KGX Validator#
The KGX Validator is a tool that validates graph data for compliance with the Biolink Model. It performs validation across multiple facets of the knowledge graph, helping ensure data adheres to established standards.
Key Validation Features#
The validator checks the following aspects of your knowledge graph:
Node Validation#
Required Properties: Verifies that all required node properties (as defined by Biolink Model) are present
Property Types: Ensures node properties have the expected value types (string, URI/CURIE, double, list)
Property Values: Validates that node identifiers are properly formed CURIEs with prefixes defined in the Biolink Model JSON-LD context
Categories: Validates that node categories exist in the Biolink Model, are properly formatted in CamelCase
Edge Validation#
Required Properties: Verifies that all required edge properties are present
Property Types: Ensures edge properties have the expected value types
Property Values: Validates that subject and object properties are properly formed CURIEs with prefixes defined in the Biolink Model
Predicates: Validates that edge predicates exist in the Biolink Model and follow proper snake_case formatting
Biolink Model Integration#
The validator leverages the Biolink Model Toolkit (BMT) to:
Access Biolink Model elements (classes, slots, predicates)

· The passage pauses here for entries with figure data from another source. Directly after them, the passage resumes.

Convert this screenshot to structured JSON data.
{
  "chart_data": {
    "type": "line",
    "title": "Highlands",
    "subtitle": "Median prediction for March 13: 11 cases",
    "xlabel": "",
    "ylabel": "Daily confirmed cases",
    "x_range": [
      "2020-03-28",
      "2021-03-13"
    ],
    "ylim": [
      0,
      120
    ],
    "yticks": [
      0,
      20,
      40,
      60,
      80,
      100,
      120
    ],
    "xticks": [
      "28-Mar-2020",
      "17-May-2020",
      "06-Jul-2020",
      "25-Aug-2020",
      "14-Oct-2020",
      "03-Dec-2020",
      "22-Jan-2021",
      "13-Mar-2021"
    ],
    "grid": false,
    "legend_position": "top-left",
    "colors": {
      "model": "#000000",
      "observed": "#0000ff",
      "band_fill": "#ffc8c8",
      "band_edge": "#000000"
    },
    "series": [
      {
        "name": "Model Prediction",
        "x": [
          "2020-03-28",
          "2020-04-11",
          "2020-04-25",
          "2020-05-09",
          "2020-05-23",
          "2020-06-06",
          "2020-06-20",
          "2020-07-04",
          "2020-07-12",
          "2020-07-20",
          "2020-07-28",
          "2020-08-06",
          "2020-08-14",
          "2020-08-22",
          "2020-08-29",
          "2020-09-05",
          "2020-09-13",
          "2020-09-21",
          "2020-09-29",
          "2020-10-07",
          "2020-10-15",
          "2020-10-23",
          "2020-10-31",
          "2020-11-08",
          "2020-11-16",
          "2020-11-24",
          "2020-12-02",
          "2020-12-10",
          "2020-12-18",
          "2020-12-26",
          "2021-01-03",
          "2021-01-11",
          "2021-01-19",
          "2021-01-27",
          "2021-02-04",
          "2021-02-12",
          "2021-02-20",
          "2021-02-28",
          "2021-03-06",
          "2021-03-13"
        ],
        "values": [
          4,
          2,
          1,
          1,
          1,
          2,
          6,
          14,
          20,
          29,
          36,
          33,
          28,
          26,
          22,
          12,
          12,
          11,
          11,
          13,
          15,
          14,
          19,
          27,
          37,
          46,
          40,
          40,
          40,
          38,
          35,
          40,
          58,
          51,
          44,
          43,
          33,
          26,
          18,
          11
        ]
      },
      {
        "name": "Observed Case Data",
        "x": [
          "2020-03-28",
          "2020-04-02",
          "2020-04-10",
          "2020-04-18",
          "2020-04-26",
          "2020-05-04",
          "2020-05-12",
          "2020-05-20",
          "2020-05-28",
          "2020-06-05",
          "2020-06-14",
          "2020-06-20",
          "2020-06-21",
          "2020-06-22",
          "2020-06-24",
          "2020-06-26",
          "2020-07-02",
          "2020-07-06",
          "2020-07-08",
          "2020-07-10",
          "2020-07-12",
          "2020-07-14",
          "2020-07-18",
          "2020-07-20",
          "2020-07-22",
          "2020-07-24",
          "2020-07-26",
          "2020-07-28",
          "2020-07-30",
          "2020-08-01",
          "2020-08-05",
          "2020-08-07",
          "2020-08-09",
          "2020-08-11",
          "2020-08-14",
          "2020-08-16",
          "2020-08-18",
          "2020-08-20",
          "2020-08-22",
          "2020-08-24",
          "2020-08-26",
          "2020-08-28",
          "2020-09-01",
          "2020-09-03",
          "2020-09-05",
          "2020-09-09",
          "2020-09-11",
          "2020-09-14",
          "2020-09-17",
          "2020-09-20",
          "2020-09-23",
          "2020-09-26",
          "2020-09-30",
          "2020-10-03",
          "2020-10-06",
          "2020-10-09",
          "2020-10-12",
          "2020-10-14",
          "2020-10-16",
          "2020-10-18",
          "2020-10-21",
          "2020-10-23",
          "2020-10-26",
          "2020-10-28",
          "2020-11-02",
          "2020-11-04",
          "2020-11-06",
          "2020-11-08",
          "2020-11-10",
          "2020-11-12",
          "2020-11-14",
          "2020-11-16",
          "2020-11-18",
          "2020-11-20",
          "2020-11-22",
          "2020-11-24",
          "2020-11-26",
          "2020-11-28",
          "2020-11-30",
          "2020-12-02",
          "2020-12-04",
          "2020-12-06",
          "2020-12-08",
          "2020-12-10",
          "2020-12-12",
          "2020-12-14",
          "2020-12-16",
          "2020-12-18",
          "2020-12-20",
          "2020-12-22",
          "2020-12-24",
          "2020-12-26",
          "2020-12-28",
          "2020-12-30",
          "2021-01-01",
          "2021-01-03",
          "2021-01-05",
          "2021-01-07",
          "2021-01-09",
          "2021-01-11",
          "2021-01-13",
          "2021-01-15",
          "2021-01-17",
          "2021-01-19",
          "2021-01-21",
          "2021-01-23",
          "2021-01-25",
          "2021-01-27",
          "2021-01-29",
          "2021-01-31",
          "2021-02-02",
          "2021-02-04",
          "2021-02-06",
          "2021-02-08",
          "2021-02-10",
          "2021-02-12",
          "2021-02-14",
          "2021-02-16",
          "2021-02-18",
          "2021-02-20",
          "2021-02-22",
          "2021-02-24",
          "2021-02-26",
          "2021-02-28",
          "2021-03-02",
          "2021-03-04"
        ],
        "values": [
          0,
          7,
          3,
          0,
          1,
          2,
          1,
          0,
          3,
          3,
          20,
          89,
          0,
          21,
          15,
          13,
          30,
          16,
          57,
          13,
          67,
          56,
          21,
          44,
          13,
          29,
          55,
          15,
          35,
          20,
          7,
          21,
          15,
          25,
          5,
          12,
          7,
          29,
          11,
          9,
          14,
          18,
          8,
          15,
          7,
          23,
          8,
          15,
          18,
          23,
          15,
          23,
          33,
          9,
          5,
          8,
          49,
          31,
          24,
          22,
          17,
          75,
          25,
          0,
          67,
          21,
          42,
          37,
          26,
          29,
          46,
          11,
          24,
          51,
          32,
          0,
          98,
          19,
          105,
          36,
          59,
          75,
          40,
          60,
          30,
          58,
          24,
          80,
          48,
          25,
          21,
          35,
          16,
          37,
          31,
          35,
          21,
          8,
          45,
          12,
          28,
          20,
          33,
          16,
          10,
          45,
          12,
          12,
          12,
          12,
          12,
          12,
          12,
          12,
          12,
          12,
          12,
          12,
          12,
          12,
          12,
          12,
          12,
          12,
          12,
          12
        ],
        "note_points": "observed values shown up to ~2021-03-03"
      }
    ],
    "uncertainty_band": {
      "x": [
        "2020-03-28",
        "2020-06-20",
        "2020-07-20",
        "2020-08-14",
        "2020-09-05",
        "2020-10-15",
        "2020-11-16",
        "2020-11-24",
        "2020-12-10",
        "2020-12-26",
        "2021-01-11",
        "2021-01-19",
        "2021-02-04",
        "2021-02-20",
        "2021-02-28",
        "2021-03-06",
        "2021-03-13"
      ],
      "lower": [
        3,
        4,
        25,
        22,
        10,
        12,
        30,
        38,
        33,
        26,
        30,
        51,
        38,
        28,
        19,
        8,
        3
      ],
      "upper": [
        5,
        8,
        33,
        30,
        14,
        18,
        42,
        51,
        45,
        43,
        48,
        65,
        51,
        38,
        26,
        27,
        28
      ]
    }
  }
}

Determine required properties for nodes and edges
Verify node categories and edge predicates against the model
Validate property value types based on model specifications
Support validation against specific versions of the Biolink Model
Error Tracking#
The validator captures and reports the following types of errors:
Missing required properties
Invalid property types
Invalid property values
Invalid categories and predicates
Missing or malformed CURIEs
Usage Examples#
Basic Validation#
from kgx.validator import Validator
from kgx.transformer import Transformer
# Load a graph
transformer = Transformer()
transformer.transform('input.json')
graph = transformer.graph
# Validate the graph
validator = Validator()
validator.validate(graph)
# Get validation errors
errors = validator.get_errors()
Using a Specific Biolink Model Version#
from kgx.validator import Validator
# Set Biolink Model version for validation
Validator.set_biolink_model("3.1.0")
# Create validator with the specified version
validator = Validator()
validator.validate(graph)
Streaming Validation for Large Graphs#
For very large graphs, use the streaming mode to minimize memory usage:
kgx validate --input-format tsv --stream=True input_nodes.tsv input_edges.tsv
Command Line Interface#
KGX provides a command-line interface for validation:
kgx validate --input-format tsv \
--biolink-release 3.1.0 \
--error-log validation_errors.json \
input_nodes.tsv input_edges.tsv
Understanding Validation Messages#
Validation errors are categorized into different levels:
INFO: Informational messages about suggested improvements
WARNING: “Should” level recommendations for better compliance
ERROR: “Must” level requirements that violate model specifications
Example validation error output:
{
"ERROR": {
"INVALID_CATEGORY": {
"Category 'gene' is not in CamelCase form": ["NCBIGene:1234"]
},
"MISSING_NODE_PROPERTY": {
"Required node property 'category' is missing": ["MONDO:0005737"]
}
}
}
Benefits of Validation#
Ensures consistency across knowledge graphs
Identifies data quality issues early
Facilitates data integration from multiple sources
Improves interoperability between systems
Provides guidance on Biolink Model compliance
By using the KGX Validator, you can ensure your knowledge graphs adhere to the Biolink Model specifications, making them more interoperable and useful for downstream applications.